Interview de Stephane Bouillet, CEO d’Influence4you

Je finis ma pause déjeuner. J’appelle Stephane Bouillet, CEO d’Influence4You. Nous n’avions rien prévu. Mon objectif : obtenir une interview pour mon guide sur le marketing d’influence. Il répond et me propose de la faire tout de suite. Il a 15 minutes avant son prochain rendez-vous client. Je n’ai rien préparé. J’accepte (bien-sûr), voici notre échange.

Influence4you est à la fois une agence et une plateforme d’influence. Depuis 2012, Influence4You aide ses clients à gérer des campagnes de top, micro et nano-influence.

Comment avez-vous eu l’idée d’Influence4You ?

À l’époque, j’avais créé un site qui s’appelait Gamoniac, une sorte de Netflix des jeux vidéos. Un influenceur a adoré le concept. Il décide d’en parlé à sa communauté sur Twitter. Un simple tweet avec un lien qui redirigeait vers notre site web. Nous n’avions pas prévu ce qui allait se passer. En quelques minutes, il y a eu tellement de trafic que nos serveurs ont tout simplement sauté. À ce moment, je réalise l’efficacité et le potentiel des influenceurs.

C’était quel l’influenceur ?

Diablox9.

Si l’influence marketing est si efficace, pourquoi certaines marques sont-elles encore réticentes ?
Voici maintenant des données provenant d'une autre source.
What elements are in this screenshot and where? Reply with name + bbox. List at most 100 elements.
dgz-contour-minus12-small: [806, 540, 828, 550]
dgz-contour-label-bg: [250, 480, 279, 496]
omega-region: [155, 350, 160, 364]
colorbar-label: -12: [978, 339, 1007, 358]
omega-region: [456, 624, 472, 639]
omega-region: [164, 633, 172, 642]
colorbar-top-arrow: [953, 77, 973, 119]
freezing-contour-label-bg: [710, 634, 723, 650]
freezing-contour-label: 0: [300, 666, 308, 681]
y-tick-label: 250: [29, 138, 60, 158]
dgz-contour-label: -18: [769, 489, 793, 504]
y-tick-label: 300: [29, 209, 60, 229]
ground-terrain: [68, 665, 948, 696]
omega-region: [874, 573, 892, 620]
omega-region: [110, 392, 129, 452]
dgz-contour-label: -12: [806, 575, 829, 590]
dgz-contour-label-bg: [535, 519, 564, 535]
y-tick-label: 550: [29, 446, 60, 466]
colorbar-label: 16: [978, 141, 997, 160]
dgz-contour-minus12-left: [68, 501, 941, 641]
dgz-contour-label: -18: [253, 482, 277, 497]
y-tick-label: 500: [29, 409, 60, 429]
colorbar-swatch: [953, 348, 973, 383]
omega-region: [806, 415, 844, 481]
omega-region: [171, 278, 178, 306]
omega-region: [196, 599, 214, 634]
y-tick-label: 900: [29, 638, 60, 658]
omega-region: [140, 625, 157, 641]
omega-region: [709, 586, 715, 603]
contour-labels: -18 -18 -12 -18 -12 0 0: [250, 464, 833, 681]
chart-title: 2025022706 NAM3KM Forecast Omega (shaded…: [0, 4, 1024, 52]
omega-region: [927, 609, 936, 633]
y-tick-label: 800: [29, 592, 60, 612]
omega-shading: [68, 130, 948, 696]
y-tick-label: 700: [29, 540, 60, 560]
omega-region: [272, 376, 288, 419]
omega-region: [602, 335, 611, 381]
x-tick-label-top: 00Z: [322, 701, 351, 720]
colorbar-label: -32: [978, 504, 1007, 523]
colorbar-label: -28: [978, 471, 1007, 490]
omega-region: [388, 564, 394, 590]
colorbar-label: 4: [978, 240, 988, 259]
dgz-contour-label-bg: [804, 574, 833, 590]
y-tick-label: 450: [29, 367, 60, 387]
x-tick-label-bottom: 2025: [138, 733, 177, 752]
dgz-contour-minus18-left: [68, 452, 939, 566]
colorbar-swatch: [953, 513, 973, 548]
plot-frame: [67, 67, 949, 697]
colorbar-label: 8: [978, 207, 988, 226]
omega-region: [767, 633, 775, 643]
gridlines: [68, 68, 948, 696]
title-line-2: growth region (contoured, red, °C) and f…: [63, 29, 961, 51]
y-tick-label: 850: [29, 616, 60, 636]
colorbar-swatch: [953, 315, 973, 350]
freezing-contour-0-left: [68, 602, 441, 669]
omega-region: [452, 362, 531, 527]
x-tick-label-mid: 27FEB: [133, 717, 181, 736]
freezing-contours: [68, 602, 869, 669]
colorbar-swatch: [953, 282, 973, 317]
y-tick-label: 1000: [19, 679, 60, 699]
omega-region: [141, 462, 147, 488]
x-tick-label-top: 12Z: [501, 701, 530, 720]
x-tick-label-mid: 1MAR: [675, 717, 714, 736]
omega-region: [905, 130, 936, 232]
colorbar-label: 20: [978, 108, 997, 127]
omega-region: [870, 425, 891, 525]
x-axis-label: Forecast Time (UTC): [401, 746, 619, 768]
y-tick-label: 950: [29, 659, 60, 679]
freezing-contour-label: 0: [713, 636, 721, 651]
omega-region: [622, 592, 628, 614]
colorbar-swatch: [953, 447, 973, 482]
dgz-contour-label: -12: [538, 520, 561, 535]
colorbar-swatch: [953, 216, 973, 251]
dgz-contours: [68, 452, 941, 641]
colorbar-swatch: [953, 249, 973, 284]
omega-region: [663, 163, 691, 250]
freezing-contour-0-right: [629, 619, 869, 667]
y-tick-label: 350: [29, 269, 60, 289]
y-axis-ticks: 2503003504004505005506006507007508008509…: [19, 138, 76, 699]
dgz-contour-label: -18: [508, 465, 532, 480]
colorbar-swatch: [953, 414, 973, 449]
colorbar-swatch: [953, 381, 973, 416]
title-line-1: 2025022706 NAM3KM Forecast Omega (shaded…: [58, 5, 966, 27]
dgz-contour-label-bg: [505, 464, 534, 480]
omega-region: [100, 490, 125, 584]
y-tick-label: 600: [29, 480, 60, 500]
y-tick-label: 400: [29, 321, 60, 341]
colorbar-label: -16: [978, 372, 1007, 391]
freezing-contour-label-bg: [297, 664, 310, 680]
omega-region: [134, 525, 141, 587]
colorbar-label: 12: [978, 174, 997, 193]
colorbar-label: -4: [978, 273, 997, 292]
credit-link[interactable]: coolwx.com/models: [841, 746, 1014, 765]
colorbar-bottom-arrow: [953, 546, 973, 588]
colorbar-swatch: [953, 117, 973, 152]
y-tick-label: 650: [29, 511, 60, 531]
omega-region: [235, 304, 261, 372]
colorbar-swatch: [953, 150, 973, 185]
Il y a un mélange de plusieurs éléments. D’abord, car il y a une forme d’incompréhension. Quand on parle de marketing d’influence, on parle de reach, de taux d’engagement, d’abonnés… Ce sont des critères trop éloignés de ce qu’ils ont l’habitude de voir. Ils ne savent pas vraiment comment les interpréter. C’est pour ça que j’ai écrit mon dernier livre : l’influence marketing pour les CEO.

Ensuite, il y a la concurrence des plateformes publicitaires dont tout le monde a l’habitude. (Facebook ads, Google Adwords)

Si j’ai très envie de faire de l’influence, mais que je n’ai pas 30 000 euros à mettre dans une campagne, que me recommanderiez-vous ?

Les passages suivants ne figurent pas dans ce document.